Lucian studied her briefly before speaking. "I expected better, especially from someone who knows how to perform for a living."

Her breath caught, and this time the pain was sharper. There it was—the assumption behind everything he had said. He believed she was acting, that whatever had happened between them had been calculated, rehearsed, controlled.

"I'm not acting," she said.

A quiet scoff escaped him. "You don't have to convince me. Just don't create problems I have to clean up."

Aria stared at him, something inside her cracking under the weight of his words. The room felt heavier now, suffocating in a way she couldn't quite explain. Her gaze dropped slowly to the small box beside her, and it felt like more than just an object—it felt like a judgment, a conclusion he had already reached about her.

She could argue. She could explain. She could try to make him understand.

But what was the point?

He had already decided.

Slowly, she reached for it. Her fingers hesitated for a brief moment before she picked it up, her grip tightening slightly as she became aware of his gaze on her. He was watching her closely, as though waiting for something—regret, guilt, confirmation.

Aria didn't give him any of that.

Without looking at him, she did exactly what he expected.

The silence that followed stretched longer than it should have. Lucian's gaze lingered on her, and for a brief moment something flickered in his expression, something faint and unreadable, before it disappeared just as quickly.

"Get dressed," he said. "There's somewhere we need to be."

Her fingers tightened slightly at his words. "Where?"

"A place where appearances matter," he replied. "You should be familiar with that."

Aria let out a slow breath. Of course. Even now, even after everything, this was still nothing more than a performance to him.

As he turned toward the door, she spoke again, her voice steady despite everything she felt.

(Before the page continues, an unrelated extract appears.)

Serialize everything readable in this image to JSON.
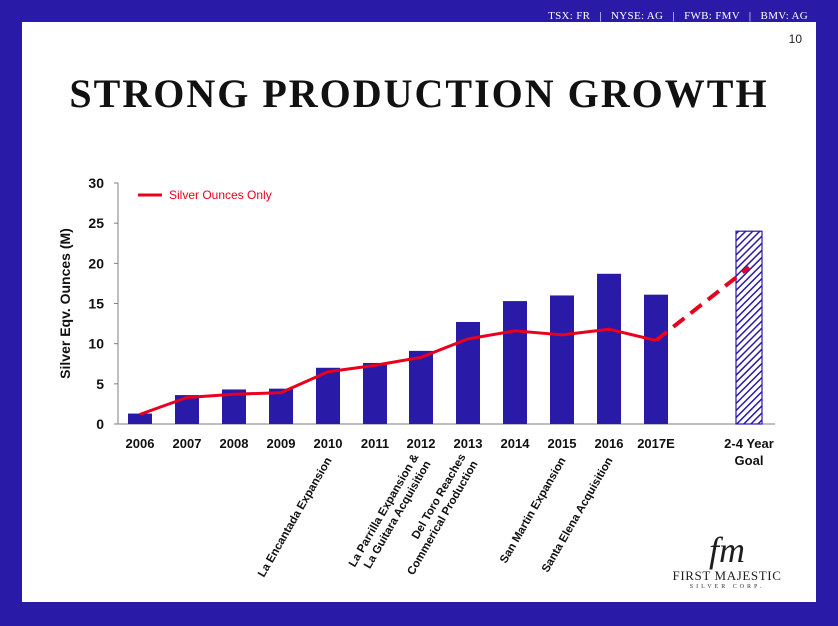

"If you've already decided who I am, then there's nothing I can say, is there?"

Lucian didn't respond. He didn't turn back or acknowledge her words in any way. The door closed quietly behind him, leaving her alone in the silence.

For a long moment, Aria sat there, unmoving, the weight of everything settling deep in her chest.

This marriage—whatever it was—was never going to be about truth.

Only perception.

And right now, he had already decided she was the kind of woman he would never believe.